Во время первого перерыва Уоллес подошел к столу, стараясь не сталкиваться с Эллизен, сел подле Эндри, тяжело дыша. Он выпил кружку пива, стоявшую перед ним, и потер сломанный палец. Эндри пошарил в сумке в поисках какого-либо обрывка одежды и перевязал Уоллесу руку, примотав мизинец к безымянному пальцу.
– Знаешь, Эндри, все эти танцы – на редкость хорошая возможность обратить на себя внимание, – сказал Уоллес весело.
– Да? – спросил Эндри.
– Конечно, я и не ожидал, что ты это знаешь, ты же моряк. Чистый, прохладный, бодрящий воздух сельской местности, лучи солнца на твоем лице, сон на теплых, ароматных стогах сена, честные, доброжелательные крестьяне и осознание полной независимости от других людей, кроме себя самого.
– А да, правда, – согласился Эндри. – На корабле воздух грязный под палубой и холодный снаружи. Команда должна работать вместе или умереть, а капитаны не очень-то добры.
Уоллес глубоко вдохнул и запел:
Левой, левой, левой – по дороге к небу,
Левой, левой, левой – по дороге – только ты и я.
Эндри узнал мелодию марша, которую слышал в свою первую ночь в Палионе. Он взял свой ребек и стал играть в одиночестве.
Остаток ночи продолжалось веселье, хотя и в рамках приличия. Эндри и Уоллес играли на лире и ребеке, а остальные посетители «Капризного Странника» танцевали и пели. Где-то в полночь вошли двое стражников и сообщили, что следят за порядком, затем сели и заказали по пиву. Вскоре они уже танцевали с Эллизен и официанткой под музыку Эндри. К тому времени Уоллеса и Розелль нигде не было видно.
Солнце уже почти встало, когда Эндри вышел из «Капризного Странника» и направился к городским воротам. Эллизен несла Уоллеса на плече, а рукой поддерживала Розелль за шкирку и пыталась заставить ее идти прямо. Двое стражников следовали за ними, решив составить компанию. Эндри нес обе сумки, запечатанный кувшин вина и ребек. Стражник пониже нес бурдюк, который Эндри получил в качестве подарка от владельцев таверны, а его огромного роста напарник рассказывал Эллизен, какое это чудесное совпадение, что они оба служат стражниками и работают в ночной смене, и не хотелось бы ей позавтракать?

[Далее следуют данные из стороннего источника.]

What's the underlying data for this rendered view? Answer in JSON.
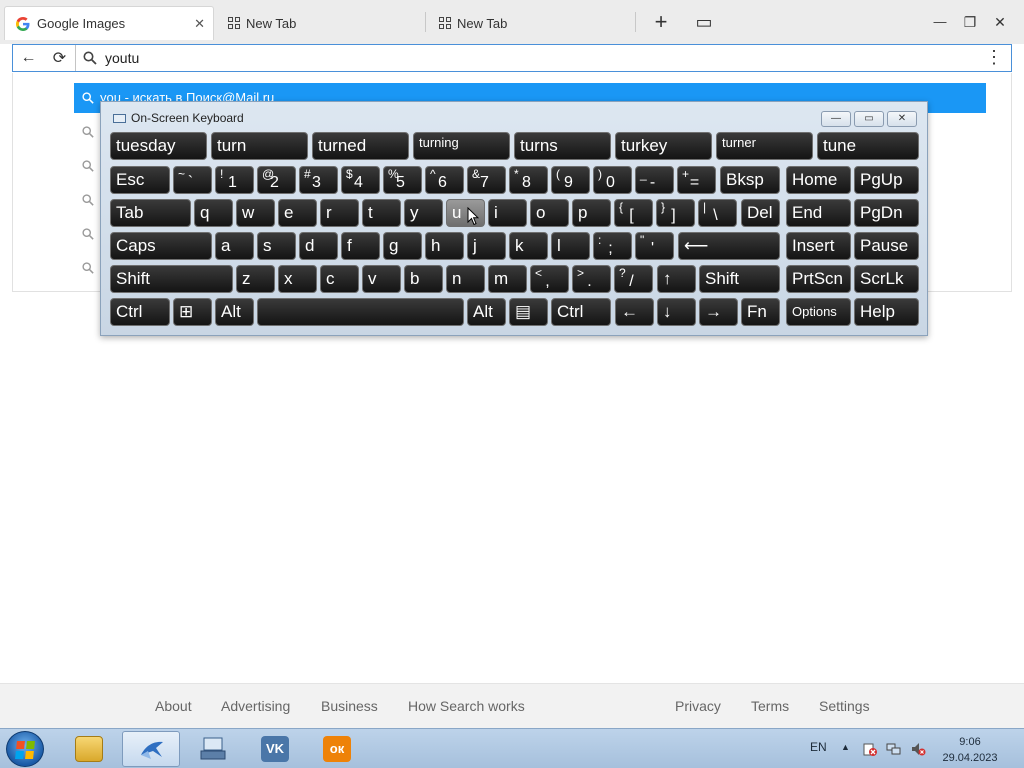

– Уоллес и Розелль взяли что-нибудь в дорогу? – спросил Эндри, когда все остановились недалеко от городских ворот.
– Каждому по одеялу, немного хлеба и копченую колбасу. Еще флягу с водой, – ответила Эллизен. – Я была как-то раз в ополчении, выдавая себя за мужчину. Я знаю, что может понадобиться в пути.
– Молодец, парень, – сказал высокий стражник, давая Эндри серебряную монету. – Мы отлично повеселились ночью под твою музыку.
Своим поступком он скорее хотел произвести впечатление на Эллизен, нежели поблагодарить Эндри, и желаемый эффект был достигнут. Эллизен свалила Уоллеса на землю, отпустила Розелль, затем сжала руку стражника и прошептала, что он поступил великодушно. Эндри распечатал кувшин, глотнул пару раз и пролил часть на тунику. Остальное вылил на голову Уоллесу, заставив его сесть. Тот забормотал какие-то ругательства.
– Под твоими ногами, странник, все прелести начала пути, – засмеялся Эндри.
– Эндри, это для тебя, – сказала Эллизен, вынимая деревянный гребень черного цвета, на котором было вырезано демоническое лицо с длинными зубами. Она посмотрела в сторону, затем подбросила что-то ногой и кинула Уоллесу:
– А это тебе, Уоллес. Иди, Эндри, и пусть Удача сопутствует тебе.
К этому времени стражник пониже исчез вместе с Розелль, которая вдруг почувствовала себя плохо. Эндри потребовалось некоторое время, чтобы поставить Уоллеса на ноги и разобраться со своей сумкой. Эллизен начала достаточно серьезный разговор с высоким стражником о наручниках и прочих подобных устройствах. Эндри взвалил сумку на плечо и поднял бурдюк из «Капризного Странника».
– Теперь ведите себя так, как будто вы пьяны, поскольку мы приближаемся к воротам, – велел Эндри, когда они двинулись в путь.
– Чего это ты… иии… имееешь в виду, говоря «вести себя»? – спросил Уоллес.
Они шли, пошатываясь, к городским воротам, и свободными от поклажи руками поддерживали друг друга. Движение сквозь ворота было небольшое, что не радовало. Стражникам нечем было заняться, и от скуки они могли более тщательно проверять проходящих путников.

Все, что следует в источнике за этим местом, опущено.